Protests in Panama Spark Food Shortages

Demonstrations over high prices have begun to cause shortages of those goods.

Fruits are displayed at a market in Panama City, July 20, 2022.
Fruits are displayed at a market in Panama City, July 20, 2022.
AP Photo/Arnulfo Franco

PANAMA CITY (AP) — Three weeks of continuous demonstrations and road blockades to protest high fuel and food costs in Panama have begun to cause shortages of some food products, fuel and medicine.

The closures, including of the Pan-American Highway, have forced the national electric company to ration electricity in Darien province, which borders Colombia. Tankers carrying gas to run the power generation plant cannot arrive. Some 7,000 families have been affected by the reduction of electricity to 11 hours daily.

In Panama’s main wholesale market that supplies both supermarkets and individual consumers, there was little foot traffic Wednesday. Display tables usually stacked high with produce had far less on offer. Some vegetables like lettuce and tomatos, in particular, were in short supply.

“This stand was always full. Now I don’t have many products,” said Victor Palacios. “Yesterday (Tuesday) there wasn’t much merchandise.”

He said his produce comes from the highlands in the western province of Chirique. “What little has arrived from there is expensive and damaged,” Palacios said.

Chiriqui province is Panama’s primary supplier of produce. The Indigenous Ngobe-Bugle who live there have blocked important stretches of the Pan-American Highway, holding up trucks trying to get produce to the capital. The blockades are also affecting shipments coming from elsewhere in Central America.

Groups representing agricultural producers have said the protests have caused losses of more than $130 million so far.

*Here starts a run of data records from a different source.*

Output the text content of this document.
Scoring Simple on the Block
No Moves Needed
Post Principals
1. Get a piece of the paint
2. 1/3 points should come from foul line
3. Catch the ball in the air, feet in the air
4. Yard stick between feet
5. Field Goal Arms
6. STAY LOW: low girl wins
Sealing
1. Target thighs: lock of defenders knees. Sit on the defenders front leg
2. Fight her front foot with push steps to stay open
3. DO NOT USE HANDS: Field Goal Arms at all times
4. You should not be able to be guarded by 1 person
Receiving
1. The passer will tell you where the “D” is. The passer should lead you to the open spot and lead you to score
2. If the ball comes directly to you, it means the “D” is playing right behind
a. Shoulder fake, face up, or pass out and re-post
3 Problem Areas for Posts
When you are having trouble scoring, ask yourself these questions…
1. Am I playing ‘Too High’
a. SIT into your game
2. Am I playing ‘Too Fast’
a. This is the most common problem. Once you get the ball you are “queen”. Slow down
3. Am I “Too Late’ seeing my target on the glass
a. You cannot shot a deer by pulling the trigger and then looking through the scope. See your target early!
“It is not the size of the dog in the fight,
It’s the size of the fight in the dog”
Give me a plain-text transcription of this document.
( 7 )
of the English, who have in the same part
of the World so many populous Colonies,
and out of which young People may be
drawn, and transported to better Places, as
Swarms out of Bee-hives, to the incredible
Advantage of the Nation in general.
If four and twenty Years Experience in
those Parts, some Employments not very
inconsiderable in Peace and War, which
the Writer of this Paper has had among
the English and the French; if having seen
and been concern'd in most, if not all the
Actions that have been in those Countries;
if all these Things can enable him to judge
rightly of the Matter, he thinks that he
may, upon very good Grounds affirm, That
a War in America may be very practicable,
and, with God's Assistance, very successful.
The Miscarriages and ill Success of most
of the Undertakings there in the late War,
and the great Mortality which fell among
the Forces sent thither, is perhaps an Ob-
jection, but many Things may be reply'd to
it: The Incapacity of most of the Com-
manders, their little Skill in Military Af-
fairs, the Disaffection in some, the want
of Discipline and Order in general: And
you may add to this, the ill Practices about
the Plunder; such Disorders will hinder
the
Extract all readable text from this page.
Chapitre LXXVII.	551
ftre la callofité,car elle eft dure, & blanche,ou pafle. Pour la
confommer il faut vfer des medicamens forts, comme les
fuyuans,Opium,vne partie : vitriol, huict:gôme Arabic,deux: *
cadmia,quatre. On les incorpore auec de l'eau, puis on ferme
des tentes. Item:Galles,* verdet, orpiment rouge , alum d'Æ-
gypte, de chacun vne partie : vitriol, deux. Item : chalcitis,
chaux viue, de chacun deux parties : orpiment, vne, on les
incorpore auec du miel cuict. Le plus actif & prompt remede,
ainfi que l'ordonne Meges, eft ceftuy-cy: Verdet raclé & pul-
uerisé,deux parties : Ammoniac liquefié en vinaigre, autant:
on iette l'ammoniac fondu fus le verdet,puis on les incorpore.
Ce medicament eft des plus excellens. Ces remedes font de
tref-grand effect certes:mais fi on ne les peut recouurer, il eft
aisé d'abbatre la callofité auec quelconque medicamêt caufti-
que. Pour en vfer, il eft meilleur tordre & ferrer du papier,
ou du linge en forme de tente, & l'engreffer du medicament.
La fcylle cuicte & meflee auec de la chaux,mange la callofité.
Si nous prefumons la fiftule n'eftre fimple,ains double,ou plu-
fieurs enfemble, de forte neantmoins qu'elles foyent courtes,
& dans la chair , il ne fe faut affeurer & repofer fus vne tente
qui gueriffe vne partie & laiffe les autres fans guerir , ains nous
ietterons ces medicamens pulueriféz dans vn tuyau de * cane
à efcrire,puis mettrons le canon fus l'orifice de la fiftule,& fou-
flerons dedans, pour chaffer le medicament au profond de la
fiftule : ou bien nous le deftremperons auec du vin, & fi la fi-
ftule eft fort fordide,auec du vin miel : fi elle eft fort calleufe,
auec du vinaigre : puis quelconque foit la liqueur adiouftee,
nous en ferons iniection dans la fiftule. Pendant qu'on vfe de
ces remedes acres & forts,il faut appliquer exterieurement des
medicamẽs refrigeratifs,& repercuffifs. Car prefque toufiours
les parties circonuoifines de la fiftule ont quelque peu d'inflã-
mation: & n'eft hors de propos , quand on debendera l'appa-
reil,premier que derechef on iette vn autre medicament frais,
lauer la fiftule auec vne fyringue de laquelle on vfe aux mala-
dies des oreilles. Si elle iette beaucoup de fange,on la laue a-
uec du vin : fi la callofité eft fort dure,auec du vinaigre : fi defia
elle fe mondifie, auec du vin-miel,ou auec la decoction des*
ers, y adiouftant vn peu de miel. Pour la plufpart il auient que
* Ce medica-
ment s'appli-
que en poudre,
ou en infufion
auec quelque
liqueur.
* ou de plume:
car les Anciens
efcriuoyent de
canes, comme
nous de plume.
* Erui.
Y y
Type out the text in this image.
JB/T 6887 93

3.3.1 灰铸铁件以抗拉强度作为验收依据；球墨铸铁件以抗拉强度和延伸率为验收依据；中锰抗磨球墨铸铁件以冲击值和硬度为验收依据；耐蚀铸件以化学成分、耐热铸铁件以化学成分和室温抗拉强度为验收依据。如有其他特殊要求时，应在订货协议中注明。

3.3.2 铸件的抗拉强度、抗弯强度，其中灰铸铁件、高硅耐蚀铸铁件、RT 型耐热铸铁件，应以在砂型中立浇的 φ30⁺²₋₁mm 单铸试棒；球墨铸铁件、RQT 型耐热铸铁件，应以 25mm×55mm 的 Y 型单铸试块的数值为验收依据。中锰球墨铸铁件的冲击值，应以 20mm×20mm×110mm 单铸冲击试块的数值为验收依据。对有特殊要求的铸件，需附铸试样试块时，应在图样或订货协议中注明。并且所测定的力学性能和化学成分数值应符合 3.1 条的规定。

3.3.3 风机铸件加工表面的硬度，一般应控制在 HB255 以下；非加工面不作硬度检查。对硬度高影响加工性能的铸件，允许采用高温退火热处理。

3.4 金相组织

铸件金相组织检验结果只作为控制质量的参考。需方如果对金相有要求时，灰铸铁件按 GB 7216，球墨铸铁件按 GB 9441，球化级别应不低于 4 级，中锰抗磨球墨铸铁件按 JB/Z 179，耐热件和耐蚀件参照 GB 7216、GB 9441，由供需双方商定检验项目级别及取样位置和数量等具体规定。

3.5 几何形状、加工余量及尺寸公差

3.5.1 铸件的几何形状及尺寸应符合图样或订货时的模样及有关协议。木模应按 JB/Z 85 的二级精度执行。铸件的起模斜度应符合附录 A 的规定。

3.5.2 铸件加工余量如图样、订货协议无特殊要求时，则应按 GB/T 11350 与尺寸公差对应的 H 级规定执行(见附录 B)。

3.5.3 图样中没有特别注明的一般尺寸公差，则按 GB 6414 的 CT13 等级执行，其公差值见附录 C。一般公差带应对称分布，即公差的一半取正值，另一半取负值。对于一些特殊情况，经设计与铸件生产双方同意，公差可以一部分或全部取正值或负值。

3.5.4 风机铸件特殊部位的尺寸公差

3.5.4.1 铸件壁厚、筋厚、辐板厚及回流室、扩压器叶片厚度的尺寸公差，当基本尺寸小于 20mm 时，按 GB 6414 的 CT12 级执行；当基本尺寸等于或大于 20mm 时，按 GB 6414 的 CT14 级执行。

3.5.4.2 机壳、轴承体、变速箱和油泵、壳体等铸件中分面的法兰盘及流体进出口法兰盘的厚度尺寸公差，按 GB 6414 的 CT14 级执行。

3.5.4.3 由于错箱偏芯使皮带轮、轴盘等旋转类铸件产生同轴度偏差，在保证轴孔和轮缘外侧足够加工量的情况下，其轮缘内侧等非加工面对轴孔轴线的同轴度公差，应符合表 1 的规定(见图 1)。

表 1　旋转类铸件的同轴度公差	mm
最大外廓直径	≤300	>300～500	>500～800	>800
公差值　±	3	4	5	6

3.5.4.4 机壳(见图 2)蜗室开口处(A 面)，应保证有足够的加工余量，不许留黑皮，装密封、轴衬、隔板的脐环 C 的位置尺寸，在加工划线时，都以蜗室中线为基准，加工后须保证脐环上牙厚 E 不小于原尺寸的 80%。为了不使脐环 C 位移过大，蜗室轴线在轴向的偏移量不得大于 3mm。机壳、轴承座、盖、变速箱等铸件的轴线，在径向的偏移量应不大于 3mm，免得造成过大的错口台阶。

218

Kevin Vigil, director of the wholesale market known as Merca Panama, said the situation had improved somewhat. Protesters had cleared some roadblocks on the Pan-American Highway and he was awaiting a convoy of 30 trucks loaded with food from Chiriqui.

He said what food came in was selling rapidly, leaving some stands with sparse offerings.

“As the cargo enters, the stands restock, that is what we’re trying to do today, to get 80% stocked,” he said.

Oxygen had also grown scarce in hospitals in Chiriqui, but the Health Ministry said the company responsible for supplying it had inventory in its warehouse in the provincial capital and was able to resupply the hospitals.